# Replacement brake pads/holders for 11 speed (black)?



## thedog (Nov 6, 2005)

Any insight as to whether Kool Stop or any other manufacturers have available replacement brake pads (with holders) which work with 11 speed calipers? It appears from the Kool Stop website that what is available for Campy (2000 and later) is only for 10 speed groupsets? I would prefer any black version if available.


----------



## kbwh (May 28, 2010)

It does not matter how many speeds the groupset has.  
Campagnolo ran the same pad/shoe (holder) design from 2000 to 2010. As far as I can see the calipers were not changed from 2010 to 2011, only the pads and shoes.
I suggest you go with the Kool Stops as an interim solution until they (and/or others, like Swiss Stop) have produces pads that fit the new Campagnolo shoe design.


----------



## rhauft (Aug 8, 2006)

*Trp*

I went with TRP holders with Swissstop yellows, works great


----------



## LePatron (Jan 5, 2011)

rhauft said:


> I went with TRP holders with Swissstop yellows, works great


I would not recommend these as they are specified for shimano.
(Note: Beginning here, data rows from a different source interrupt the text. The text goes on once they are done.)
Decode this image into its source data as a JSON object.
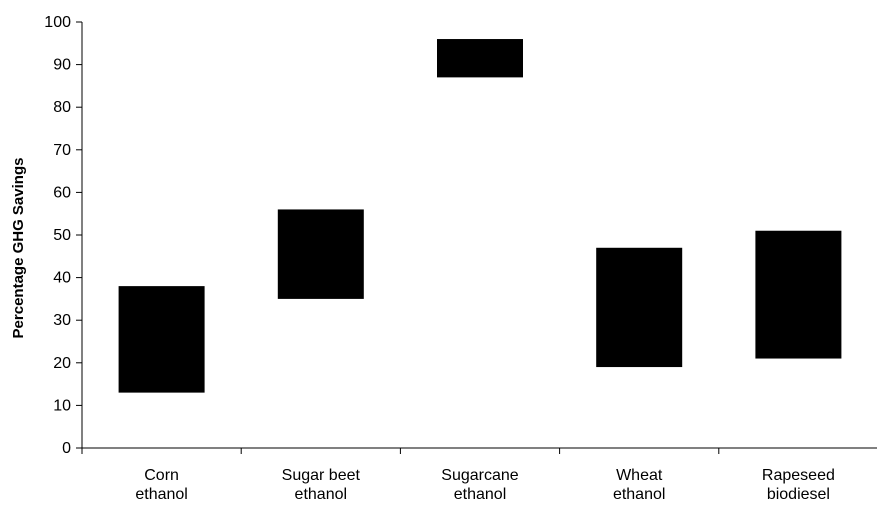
{
  "chart_data": {
    "type": "bar",
    "subtype": "floating-range",
    "title": "",
    "xlabel": "",
    "ylabel": "Percentage GHG Savings",
    "ylim": [
      0,
      100
    ],
    "yticks": [
      "0",
      "10",
      "20",
      "30",
      "40",
      "50",
      "60",
      "70",
      "80",
      "90",
      "100"
    ],
    "grid": false,
    "legend": "none",
    "bar_color": "#000000",
    "categories": [
      [
        "Corn",
        "ethanol"
      ],
      [
        "Sugar beet",
        "ethanol"
      ],
      [
        "Sugarcane",
        "ethanol"
      ],
      [
        "Wheat",
        "ethanol"
      ],
      [
        "Rapeseed",
        "biodiesel"
      ]
    ],
    "series": [
      {
        "low": [
          13,
          35,
          87,
          19,
          21
        ],
        "high": [
          38,
          56,
          96,
          47,
          51
        ]
      }
    ]
  }
}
Your best bet short of going OEM Campy are Jagwire Elite Pro Skeleton that you can get for about $17 a pair.


----------



## rhauft (Aug 8, 2006)

LePatron said:


> I would not recommend these as they are specified for shimano. Your best bet short of going OEM Campy are Jagwire Elite Pro Skeleton that you can get for about $17 a pair.


If your only concern is that they are "specified for Shimano", that is a non issue. They fit perfectly on my 2011 SR11 dual pivot & single pivot brakes. I have even installed campy style pads on them without issue. They are pricey which is my only beef. I paid $40 for two pads, assuming by the price I was paying for 4. I assumed incorectly. $40 buys you 2 pad holders, pads & hardware. Weight is identical to the new OEM campy holders.


----------